Zusammenfassung
Akkulturationsprozesse sind per Definition Prozesse der Veränderung über die Zeit. Dennoch wird die Akkulturationsforschung von statischer und a-entwicklungsbezogener Theoriebildung dominiert, die keine spezifischen Annahmen über zeitliche Veränderungsprozesse trifft. Dieser Übersichtsartikel stellt Konzepte und Methoden vor, die eine entwicklungswissenschaftliche Perspektive nutzen, und zeigt auf, wie diese Konzepte die Akkulturationsforschung dynamischer und stärker in kontextuelle Entwicklungstheorien eingebettet gestalten können, insbesondere (aber nicht ausschließlich) für die Untersuchung von zugewanderten Jugendlichen.
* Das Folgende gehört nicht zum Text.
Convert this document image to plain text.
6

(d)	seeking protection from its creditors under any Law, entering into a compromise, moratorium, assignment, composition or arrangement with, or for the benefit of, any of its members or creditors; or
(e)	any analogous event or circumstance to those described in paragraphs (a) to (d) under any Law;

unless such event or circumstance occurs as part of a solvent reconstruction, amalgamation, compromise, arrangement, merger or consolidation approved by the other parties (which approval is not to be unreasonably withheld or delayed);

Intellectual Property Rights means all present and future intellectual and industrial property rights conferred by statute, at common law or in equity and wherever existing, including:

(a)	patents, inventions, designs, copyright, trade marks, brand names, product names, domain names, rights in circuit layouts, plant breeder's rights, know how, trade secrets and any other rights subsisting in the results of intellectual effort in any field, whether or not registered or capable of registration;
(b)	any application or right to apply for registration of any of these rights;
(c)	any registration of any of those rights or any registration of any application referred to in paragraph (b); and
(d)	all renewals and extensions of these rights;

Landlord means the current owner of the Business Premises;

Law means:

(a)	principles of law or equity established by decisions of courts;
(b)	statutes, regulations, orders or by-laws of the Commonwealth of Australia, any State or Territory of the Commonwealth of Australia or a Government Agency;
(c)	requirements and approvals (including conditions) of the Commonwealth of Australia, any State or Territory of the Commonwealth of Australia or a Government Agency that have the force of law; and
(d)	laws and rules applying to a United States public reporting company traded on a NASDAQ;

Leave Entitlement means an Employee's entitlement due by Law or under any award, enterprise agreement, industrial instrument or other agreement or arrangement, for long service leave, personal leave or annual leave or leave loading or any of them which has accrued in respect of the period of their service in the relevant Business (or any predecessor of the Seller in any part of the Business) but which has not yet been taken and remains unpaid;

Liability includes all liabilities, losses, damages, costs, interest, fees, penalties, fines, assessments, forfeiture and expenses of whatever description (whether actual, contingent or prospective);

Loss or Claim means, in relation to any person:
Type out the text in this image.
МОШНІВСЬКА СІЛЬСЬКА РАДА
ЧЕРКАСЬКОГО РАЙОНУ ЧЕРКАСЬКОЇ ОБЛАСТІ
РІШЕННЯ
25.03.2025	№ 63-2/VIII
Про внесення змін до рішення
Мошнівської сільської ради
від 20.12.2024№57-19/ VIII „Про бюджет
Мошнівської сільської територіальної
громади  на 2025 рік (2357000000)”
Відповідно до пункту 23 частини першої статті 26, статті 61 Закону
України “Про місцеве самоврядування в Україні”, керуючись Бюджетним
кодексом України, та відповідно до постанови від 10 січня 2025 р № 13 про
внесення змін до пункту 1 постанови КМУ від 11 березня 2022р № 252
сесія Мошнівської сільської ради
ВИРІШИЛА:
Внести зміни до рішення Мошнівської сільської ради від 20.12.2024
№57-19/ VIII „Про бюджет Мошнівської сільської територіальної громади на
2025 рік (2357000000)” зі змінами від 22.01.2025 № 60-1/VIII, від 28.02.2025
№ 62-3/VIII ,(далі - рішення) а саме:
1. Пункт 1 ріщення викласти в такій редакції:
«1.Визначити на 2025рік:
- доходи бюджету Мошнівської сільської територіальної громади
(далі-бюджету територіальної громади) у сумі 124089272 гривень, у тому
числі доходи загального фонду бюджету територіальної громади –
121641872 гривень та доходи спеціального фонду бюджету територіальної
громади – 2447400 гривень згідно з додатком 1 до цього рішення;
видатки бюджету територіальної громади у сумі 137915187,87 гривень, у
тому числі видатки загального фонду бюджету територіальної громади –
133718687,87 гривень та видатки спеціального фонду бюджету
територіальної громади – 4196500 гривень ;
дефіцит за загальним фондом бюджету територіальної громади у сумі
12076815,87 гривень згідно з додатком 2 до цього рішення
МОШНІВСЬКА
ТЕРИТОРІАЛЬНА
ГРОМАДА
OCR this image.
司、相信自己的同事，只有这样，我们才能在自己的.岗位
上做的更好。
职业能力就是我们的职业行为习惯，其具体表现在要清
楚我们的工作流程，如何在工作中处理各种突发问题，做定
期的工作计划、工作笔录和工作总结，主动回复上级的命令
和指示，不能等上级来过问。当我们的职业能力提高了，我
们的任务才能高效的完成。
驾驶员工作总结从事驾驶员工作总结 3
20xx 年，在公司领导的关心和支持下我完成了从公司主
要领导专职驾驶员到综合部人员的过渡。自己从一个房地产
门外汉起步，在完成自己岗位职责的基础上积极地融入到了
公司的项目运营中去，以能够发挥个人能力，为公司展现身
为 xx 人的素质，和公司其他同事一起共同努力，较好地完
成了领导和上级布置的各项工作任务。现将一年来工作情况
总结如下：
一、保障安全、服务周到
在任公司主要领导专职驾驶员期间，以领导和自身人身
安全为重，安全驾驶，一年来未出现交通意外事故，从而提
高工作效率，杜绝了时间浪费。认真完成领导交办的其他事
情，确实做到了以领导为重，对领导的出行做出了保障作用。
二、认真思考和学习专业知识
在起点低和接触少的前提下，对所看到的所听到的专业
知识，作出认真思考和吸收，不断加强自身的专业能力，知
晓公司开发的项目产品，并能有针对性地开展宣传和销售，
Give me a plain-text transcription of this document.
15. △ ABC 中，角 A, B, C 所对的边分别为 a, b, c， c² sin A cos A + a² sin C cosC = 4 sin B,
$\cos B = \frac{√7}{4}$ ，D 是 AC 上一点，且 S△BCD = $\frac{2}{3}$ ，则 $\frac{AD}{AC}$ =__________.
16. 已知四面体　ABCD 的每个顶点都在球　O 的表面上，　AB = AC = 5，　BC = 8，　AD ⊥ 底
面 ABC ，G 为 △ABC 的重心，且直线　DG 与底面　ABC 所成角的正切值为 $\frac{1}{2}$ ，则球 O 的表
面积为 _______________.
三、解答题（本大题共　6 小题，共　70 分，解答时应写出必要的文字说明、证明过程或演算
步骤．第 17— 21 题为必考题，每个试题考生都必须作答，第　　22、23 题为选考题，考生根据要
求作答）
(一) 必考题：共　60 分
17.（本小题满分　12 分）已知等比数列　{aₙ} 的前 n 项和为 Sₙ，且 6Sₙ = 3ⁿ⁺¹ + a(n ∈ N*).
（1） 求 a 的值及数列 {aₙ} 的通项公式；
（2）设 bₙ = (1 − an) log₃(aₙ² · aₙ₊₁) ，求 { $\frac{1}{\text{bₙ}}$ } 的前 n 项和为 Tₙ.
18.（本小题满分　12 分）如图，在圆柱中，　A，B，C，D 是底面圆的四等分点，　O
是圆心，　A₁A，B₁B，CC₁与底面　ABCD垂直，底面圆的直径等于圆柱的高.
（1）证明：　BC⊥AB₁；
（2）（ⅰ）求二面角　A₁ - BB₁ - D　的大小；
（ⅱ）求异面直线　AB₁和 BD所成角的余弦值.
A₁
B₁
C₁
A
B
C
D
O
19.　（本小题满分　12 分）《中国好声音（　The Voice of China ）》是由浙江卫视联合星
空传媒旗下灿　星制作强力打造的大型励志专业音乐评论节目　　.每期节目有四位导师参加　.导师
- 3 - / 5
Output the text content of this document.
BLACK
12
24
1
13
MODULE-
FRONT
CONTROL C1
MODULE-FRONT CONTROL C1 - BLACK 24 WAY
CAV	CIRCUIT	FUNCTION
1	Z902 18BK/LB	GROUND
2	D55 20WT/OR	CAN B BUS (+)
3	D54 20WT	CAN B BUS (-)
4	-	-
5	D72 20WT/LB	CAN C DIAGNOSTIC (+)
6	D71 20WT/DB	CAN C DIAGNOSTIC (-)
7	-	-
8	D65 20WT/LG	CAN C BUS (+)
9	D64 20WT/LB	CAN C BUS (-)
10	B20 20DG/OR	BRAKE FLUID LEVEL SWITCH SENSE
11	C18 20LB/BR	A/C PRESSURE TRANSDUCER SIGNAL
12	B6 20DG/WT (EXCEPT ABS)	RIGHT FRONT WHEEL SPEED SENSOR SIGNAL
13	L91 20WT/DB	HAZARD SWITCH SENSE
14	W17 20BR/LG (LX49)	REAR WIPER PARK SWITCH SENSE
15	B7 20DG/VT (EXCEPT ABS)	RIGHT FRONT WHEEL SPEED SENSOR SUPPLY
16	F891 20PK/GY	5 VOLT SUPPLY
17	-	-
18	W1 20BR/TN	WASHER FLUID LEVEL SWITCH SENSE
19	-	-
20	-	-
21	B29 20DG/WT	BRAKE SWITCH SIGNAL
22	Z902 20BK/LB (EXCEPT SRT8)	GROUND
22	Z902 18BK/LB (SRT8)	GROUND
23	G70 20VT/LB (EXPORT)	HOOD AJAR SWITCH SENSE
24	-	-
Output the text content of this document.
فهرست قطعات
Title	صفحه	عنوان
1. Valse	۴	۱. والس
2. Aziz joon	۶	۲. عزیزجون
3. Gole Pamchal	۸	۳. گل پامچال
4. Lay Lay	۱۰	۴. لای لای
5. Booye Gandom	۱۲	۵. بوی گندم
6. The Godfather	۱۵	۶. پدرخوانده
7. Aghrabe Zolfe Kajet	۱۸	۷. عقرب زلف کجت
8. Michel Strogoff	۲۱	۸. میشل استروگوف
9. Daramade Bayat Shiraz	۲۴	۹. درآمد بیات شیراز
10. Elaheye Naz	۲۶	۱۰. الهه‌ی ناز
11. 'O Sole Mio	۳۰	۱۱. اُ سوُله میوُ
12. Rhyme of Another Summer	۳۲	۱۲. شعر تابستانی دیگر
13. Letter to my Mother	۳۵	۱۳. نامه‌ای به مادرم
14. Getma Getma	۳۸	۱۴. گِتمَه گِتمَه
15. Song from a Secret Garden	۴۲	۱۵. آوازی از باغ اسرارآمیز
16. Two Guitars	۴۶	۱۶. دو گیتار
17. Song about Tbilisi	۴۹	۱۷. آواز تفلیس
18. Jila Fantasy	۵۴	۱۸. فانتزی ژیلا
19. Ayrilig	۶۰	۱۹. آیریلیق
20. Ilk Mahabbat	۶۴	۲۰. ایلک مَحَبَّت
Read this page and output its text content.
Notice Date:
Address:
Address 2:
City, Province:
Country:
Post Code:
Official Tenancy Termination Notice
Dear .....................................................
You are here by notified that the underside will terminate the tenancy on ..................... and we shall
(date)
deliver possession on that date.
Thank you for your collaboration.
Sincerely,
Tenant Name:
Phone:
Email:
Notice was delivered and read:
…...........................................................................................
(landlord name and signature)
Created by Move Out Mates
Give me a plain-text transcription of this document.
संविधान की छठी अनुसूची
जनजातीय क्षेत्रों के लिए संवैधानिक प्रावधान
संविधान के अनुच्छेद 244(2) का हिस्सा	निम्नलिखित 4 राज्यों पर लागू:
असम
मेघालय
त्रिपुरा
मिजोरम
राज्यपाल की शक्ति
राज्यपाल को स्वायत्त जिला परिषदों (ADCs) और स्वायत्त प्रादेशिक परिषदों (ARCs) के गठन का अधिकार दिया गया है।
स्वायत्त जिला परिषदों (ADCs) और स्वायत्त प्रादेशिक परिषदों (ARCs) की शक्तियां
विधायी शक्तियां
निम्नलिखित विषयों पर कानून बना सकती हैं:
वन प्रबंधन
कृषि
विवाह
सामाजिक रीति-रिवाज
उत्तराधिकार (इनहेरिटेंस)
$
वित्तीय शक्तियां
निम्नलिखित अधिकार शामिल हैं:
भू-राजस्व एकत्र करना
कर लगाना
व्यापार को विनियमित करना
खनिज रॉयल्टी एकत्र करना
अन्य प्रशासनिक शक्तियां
Zu den beschriebenen Konzepten gehören das Lebensphasenprinzip (z. B. wie akkulturative Erfahrungen in ihren Auswirkungen je nach Entwicklungsstadium, in dem Individuen ihnen begegnen, variieren können), das Konzept der Phasenübergänge aus der Theorie dynamischer Systeme (z. B. kann Akkulturation als Phasenübergang mit erhöhter Anfälligkeit für Risikofaktoren betrachtet werden), Überlegungen zu distalen und proximalen Quellen ontogenetischen (akkulturativen) Wandels, dynamische Ansätze zur pubertären Entwicklung (d. h. neuartige Konzepte des Akkulturations-Timings), Erkenntnisse zur Nicht-Ergodizität (d. h. eine Diskussion darüber, ob Effekte zwischen Personen tatsächlich intrapersonale Prozesse der Akkulturation abbilden) sowie eine Person-im-Kontext-Perspektive. Dieser Überblick stellt den Hintergrund dieser Konzepte dar, beschreibt die Vorteile für die Akkulturationsforschung und schlägt methodische Ansätze für ihre Anwendung in Studien zu Immigration und akkulturativem Wandel vor. Insgesamt wird dieser Überblick ein neuartiges Verständnis der Akkulturationsforschung anregen, das wohl stärker mit den früheren Zielen der Akkulturationsforschung im Einklang steht: einem besseren Verständnis von Veränderungen in kulturellen Mustern infolge kontinuierlichen unmittelbaren Kontakts zwischen Individuen aus unterschiedlichen Kulturen.Zentrale Erkenntnisse
- Die Akkulturationsforschung, die häufig statisch ist, kann erheblich vorangebracht werden, indem Konzepte aus der Entwicklungswissenschaft integriert werden, um Akkulturation besser als dynamischen Prozess der Veränderung über die Zeit zu verstehen.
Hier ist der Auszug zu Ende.